Зато в кубрике хорошо. Спят все. Дневальный слышит, как похрапывают ребята. И нет для них ни леса, ни моря…
Вообще-то кубрики получились на славу. По стенам, как на корабле вдоль бортов, в три яруса койки, а в углах, по диагонали, две печки: времянка и капитальная, кирпичная. Когда их натопят, наверху жарко. И пахнет поленьями, подсыхающими портянками, а в начале месяца, когда нам выдают сахар (вместо махорки), пахнет еще и жженым сахаром: многим нравится варить его в кружках. Смесь запахов получается крепкая!

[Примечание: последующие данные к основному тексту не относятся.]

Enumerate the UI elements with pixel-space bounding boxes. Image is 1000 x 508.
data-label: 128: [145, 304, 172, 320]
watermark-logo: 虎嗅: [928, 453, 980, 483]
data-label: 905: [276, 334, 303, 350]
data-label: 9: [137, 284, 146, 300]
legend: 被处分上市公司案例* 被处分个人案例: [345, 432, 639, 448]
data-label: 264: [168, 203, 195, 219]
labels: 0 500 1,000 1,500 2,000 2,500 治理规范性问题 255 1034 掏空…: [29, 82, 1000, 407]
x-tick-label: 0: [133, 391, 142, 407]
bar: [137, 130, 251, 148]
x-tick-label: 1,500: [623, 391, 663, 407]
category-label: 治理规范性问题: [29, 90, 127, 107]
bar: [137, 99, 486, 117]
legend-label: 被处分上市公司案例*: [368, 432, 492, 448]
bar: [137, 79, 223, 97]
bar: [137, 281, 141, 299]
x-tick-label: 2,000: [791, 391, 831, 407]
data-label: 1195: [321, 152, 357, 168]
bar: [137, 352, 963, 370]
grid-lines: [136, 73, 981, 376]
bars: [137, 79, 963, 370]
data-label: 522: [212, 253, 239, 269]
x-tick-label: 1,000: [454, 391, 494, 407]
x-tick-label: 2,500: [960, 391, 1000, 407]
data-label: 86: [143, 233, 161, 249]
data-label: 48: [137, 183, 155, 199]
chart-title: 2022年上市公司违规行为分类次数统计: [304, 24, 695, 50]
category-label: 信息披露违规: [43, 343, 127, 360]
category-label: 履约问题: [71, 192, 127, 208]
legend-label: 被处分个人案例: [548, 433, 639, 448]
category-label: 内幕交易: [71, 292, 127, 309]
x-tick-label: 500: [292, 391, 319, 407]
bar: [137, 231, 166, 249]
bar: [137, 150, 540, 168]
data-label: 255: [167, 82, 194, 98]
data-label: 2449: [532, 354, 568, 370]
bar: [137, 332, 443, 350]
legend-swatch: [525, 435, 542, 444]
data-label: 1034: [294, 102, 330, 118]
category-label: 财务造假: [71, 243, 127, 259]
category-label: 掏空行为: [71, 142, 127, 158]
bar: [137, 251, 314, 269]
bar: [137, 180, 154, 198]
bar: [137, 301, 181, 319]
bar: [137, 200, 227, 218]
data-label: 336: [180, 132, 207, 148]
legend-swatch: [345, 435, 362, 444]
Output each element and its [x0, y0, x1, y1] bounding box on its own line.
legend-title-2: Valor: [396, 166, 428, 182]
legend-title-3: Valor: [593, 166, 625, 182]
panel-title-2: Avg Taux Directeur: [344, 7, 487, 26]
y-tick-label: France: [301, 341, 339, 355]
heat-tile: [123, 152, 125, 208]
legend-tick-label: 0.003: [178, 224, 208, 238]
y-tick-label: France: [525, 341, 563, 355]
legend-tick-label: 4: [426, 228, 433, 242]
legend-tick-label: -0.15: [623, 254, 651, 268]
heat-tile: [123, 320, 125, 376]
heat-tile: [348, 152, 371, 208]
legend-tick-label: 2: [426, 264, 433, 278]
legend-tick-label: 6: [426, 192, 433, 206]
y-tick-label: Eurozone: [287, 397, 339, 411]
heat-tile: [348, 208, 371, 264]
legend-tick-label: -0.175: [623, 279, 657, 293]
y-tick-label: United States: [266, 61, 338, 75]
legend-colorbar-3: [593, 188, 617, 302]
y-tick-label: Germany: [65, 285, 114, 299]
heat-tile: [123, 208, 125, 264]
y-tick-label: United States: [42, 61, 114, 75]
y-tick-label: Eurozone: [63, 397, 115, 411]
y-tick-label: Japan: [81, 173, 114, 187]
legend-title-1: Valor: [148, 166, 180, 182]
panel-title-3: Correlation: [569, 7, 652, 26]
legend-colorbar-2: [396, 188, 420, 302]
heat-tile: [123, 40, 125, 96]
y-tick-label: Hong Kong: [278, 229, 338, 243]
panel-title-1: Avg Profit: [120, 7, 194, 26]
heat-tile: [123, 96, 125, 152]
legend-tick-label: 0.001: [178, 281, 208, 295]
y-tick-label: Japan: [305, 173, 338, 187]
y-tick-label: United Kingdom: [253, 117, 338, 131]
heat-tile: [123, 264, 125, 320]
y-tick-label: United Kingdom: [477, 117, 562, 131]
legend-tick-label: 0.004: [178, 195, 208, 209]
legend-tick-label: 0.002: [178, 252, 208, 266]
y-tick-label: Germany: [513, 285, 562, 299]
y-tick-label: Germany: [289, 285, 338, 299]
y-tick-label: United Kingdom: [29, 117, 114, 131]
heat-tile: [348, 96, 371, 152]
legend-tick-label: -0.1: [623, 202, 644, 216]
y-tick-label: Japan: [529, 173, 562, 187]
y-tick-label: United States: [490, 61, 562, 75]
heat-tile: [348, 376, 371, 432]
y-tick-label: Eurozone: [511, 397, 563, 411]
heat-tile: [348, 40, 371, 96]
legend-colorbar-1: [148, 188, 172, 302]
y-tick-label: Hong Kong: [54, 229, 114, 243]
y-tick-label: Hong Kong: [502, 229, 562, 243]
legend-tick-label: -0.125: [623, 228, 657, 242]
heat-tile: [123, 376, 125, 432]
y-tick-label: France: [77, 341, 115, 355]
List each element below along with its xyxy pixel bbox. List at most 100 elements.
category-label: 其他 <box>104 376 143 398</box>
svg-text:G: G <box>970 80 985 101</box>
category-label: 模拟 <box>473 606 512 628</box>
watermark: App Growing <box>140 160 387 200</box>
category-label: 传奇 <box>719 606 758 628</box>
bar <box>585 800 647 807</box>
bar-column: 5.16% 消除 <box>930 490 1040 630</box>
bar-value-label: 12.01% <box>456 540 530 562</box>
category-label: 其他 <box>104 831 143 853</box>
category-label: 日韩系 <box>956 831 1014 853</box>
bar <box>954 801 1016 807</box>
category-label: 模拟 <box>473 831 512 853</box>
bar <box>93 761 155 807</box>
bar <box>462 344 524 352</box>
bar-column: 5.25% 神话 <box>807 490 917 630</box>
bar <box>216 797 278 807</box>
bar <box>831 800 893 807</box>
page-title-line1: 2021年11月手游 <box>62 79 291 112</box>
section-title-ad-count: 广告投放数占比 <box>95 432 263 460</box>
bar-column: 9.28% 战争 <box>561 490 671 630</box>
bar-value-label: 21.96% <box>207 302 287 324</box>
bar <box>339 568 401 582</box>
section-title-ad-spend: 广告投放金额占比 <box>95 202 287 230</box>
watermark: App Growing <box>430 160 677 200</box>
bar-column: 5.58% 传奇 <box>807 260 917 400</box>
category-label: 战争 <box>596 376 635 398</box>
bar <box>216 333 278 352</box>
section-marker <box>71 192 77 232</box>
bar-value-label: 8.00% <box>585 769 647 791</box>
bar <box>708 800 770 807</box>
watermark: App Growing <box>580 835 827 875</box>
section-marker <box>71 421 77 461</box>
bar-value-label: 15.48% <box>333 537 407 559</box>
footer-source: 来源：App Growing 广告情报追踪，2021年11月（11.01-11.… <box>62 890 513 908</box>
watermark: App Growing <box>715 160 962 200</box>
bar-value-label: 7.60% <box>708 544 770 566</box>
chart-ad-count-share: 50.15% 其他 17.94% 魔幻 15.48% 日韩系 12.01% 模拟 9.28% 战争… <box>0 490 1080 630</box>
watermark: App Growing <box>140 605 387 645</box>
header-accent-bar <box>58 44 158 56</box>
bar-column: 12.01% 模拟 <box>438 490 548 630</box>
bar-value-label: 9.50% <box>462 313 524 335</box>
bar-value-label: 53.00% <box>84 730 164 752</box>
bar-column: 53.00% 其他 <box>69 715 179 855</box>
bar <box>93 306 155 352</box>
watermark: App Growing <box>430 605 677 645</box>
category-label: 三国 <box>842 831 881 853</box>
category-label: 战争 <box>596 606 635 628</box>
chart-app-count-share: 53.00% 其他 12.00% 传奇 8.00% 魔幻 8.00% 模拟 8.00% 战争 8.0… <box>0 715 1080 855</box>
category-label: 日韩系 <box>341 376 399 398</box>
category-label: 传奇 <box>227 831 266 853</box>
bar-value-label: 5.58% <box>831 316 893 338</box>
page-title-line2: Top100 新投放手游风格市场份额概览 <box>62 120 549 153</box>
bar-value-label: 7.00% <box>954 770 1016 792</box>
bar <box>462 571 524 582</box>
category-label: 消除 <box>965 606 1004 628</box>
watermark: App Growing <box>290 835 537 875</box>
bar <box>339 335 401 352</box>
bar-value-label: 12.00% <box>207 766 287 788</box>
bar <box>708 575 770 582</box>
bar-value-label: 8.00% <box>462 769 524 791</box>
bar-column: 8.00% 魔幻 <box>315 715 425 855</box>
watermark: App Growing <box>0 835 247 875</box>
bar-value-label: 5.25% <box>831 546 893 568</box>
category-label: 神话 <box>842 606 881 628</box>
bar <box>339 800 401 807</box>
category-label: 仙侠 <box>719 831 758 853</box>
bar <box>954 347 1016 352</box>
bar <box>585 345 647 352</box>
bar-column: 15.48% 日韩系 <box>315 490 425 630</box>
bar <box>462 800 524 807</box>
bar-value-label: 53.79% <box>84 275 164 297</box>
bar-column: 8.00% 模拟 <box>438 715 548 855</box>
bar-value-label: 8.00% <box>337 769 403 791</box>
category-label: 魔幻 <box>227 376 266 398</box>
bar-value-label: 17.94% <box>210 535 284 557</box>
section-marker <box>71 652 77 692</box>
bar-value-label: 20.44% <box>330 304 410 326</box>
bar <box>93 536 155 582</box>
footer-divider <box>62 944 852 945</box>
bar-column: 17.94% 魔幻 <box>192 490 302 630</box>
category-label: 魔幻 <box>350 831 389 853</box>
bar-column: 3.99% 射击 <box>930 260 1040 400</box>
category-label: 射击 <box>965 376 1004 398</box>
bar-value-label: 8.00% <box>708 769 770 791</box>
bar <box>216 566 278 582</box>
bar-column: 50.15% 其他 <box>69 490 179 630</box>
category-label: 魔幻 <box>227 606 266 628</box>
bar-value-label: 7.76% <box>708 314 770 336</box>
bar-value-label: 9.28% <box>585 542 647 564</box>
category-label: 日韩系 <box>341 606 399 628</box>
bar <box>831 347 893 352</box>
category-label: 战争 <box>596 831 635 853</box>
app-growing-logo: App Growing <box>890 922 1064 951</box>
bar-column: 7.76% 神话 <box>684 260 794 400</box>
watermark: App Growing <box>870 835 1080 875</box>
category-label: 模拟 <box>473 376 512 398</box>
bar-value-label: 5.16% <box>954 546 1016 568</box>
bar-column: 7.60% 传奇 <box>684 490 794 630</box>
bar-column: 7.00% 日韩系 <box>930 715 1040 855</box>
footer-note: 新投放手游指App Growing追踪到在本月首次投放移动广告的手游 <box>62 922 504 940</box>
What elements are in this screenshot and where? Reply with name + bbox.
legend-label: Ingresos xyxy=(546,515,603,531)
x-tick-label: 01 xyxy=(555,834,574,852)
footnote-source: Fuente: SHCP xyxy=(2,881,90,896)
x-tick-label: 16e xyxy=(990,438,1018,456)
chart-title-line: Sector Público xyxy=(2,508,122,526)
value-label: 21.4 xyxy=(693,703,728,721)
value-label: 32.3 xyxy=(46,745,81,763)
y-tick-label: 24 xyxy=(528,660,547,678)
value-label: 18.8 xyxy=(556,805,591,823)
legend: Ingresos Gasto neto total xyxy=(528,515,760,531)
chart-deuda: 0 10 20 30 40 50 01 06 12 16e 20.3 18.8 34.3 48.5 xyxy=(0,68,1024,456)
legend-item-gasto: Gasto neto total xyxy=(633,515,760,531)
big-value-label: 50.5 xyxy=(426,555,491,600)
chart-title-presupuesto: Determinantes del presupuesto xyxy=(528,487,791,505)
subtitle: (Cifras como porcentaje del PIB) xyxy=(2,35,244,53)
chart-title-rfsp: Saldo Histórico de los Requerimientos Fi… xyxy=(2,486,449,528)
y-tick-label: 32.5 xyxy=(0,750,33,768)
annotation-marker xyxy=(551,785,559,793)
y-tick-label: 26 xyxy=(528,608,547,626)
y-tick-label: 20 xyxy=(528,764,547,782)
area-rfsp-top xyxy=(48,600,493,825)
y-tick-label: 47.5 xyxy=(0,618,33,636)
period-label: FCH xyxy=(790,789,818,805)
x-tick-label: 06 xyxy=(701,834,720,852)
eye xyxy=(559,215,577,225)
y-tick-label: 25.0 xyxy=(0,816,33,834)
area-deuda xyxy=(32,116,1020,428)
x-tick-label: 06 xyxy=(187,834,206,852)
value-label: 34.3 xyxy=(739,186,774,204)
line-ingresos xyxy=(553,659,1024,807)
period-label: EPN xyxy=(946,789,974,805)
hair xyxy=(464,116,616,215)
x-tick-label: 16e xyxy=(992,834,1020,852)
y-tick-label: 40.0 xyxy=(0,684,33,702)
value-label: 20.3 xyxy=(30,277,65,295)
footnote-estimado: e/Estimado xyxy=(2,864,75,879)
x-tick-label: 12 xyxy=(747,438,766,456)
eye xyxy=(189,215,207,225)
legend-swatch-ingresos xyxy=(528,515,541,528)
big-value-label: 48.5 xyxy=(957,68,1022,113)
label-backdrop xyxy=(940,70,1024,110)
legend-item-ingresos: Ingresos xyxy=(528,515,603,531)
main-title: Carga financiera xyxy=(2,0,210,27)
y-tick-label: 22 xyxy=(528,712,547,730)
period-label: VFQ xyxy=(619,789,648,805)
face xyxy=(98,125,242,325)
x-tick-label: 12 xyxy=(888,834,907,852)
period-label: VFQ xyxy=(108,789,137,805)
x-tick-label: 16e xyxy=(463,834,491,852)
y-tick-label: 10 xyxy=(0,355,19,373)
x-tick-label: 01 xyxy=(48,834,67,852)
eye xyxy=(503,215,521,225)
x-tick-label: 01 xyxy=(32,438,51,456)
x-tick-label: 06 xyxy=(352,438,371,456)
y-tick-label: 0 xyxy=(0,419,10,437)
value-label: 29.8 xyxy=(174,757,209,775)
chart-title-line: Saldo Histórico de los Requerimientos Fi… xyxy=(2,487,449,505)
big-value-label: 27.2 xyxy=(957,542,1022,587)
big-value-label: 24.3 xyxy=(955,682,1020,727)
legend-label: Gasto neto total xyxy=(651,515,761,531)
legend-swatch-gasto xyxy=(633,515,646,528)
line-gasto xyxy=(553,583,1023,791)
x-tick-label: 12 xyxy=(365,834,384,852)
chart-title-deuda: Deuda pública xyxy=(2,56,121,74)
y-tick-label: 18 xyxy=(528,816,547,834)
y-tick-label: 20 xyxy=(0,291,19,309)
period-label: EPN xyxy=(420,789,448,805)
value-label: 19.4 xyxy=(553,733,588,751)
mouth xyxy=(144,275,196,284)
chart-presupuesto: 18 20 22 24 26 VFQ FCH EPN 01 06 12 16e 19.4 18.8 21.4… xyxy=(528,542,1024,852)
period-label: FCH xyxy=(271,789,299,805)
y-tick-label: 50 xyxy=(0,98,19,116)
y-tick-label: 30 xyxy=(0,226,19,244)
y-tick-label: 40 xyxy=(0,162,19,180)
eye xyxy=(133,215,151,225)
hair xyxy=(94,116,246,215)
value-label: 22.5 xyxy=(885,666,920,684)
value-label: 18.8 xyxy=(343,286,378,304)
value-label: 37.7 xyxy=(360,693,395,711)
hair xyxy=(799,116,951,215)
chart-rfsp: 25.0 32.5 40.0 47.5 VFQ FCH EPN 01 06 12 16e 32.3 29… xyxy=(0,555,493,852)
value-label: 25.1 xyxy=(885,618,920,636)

Все это сейчас так далеко. На какое-то время я просто перестаю верить, что они были: и разговор с лейтенантом, и караульное помещение, и кубрик… Нет ничего, нет даже леса, а только гудящая темнота, полная движения, которого я не вижу.
А видеть надо — такая боевая задача.
…Холодно все-таки.
Я решаю постоять немного в траншее. Здесь тише, но как-то не по себе. Опять выхожу, оглядываюсь. И цепенею: шагах в пяти от меня кто-то лежит, упершись в землю руками И растопырив локти.
— Встать!
Голос у меня чужой.
Беснуется ветер. Лес вокруг — сплошной гул.
— Встать!
Замахиваясь винтовкой, я шагаю вперед и в самый последний момент понимаю: передо мной пень. Ахнув от ярости и еще не прошедшего страха, я изо всех сил всаживаю в него штык…
…Тихонько шепчутся сосны. Их желтоватые стволы ясно выделяются на побуревшей еловой хвое. Над ними ровное серое небо, а внизу, у подножий, — нетронутые островки первого снега.